ISAAC AND JOSHUA SMITH TEASE THE ENGLISH

Stop “Joshing” me




The Smith family of Coram talks about the legendary “Petticoat” Isaac Smith. He was taken prisoner in his own home and escaped by dressing up in woman's clothing. After making his escape he went to Connecticut with his family where he remained until the end of the war. Returning to Coram he regained his property and began repairing the damages done by the Tories. Two of his sons, Joshua and Isaac are mentioned as being with him.


Isaac married Sarah Rockwell, and Joshua married Lucy Wallace. It was claimed that when Washington came through Coram in 1890 he stopped for dinner at the Smith home on his way to Setauket and that Lucy Wallace Smith entertained the beloved Father of his Country, and Washington had the table set for himself and his bodyguards in the same room that “Petticoat” Isaac had been held in by the Tories.
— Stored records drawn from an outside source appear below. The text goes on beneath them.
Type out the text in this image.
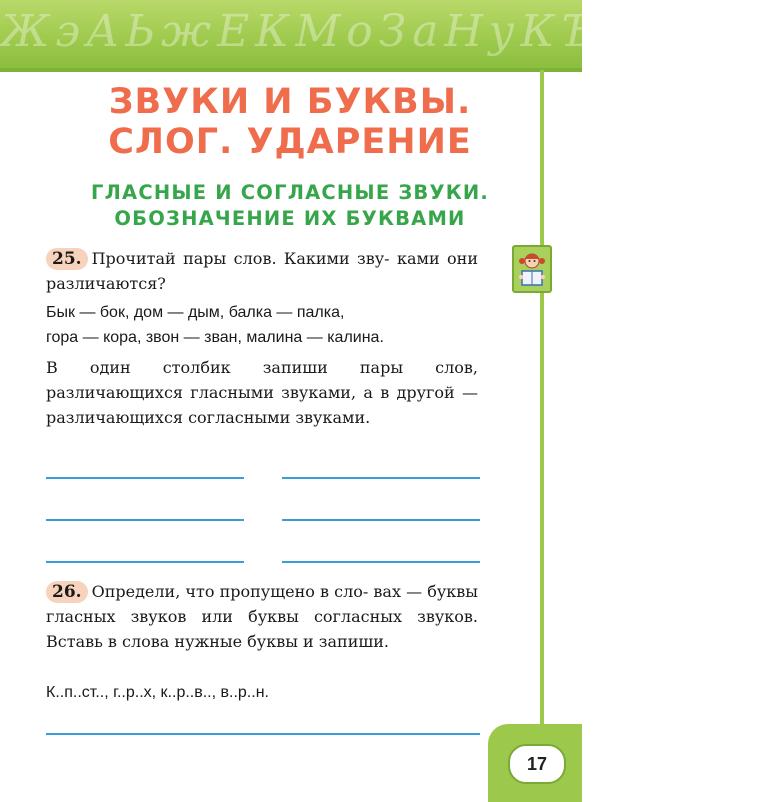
ЖэАЬжЕКМоЗаНуКЪЖзАт
ЗВУКИ И БУКВЫ.
СЛОГ. УДАРЕНИЕ
ГЛАСНЫЕ И СОГЛАСНЫЕ ЗВУКИ.
ОБОЗНАЧЕНИЕ ИХ БУКВАМИ
25. Прочитай пары слов. Какими зву- ками они различаются?
Бык — бок, дом — дым, балка — палка,
гора — кора, звон — зван, малина — калина.
В один столбик запиши пары слов, различающихся гласными звуками, а в другой — различающихся согласными звуками.
26. Определи, что пропущено в сло- вах — буквы гласных звуков или буквы согласных звуков. Вставь в слова нужные буквы и запиши.
К..п..ст.., г..р..х, к..р..в.., в..р..н.
17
Jacob Longbotham, still living at the age of 90, has told me recently that he remembers perfectly well hearing his father tell of the time the British encamped at the foot of the hill in Coram, where there were two large ponds. Mr. Longbotham said that Isaac and Joshua were always playing all sorts of tricks on the British to frighten them away, so that it became a regular byword among the townspeople to say “You can’t play Isaac and Josh on me”.


Mr. Longbotham also said that one of the British officers fell in love with one of our pretty American girls and threatened to carry her off with him, but when the British broke camp she ran through a high cornfield and climbed a tree, remaining in it until all the danger was past. He said his father had pointed out the very tree she had chosen for her hiding place; and, as the girl was his grandmother, we have no reason to doubt his story.


By, Amelia Augusta Smith Norton


Mrs. Smith was born in Baiting Hollow in 1839 and was 78 when she wrote the above article.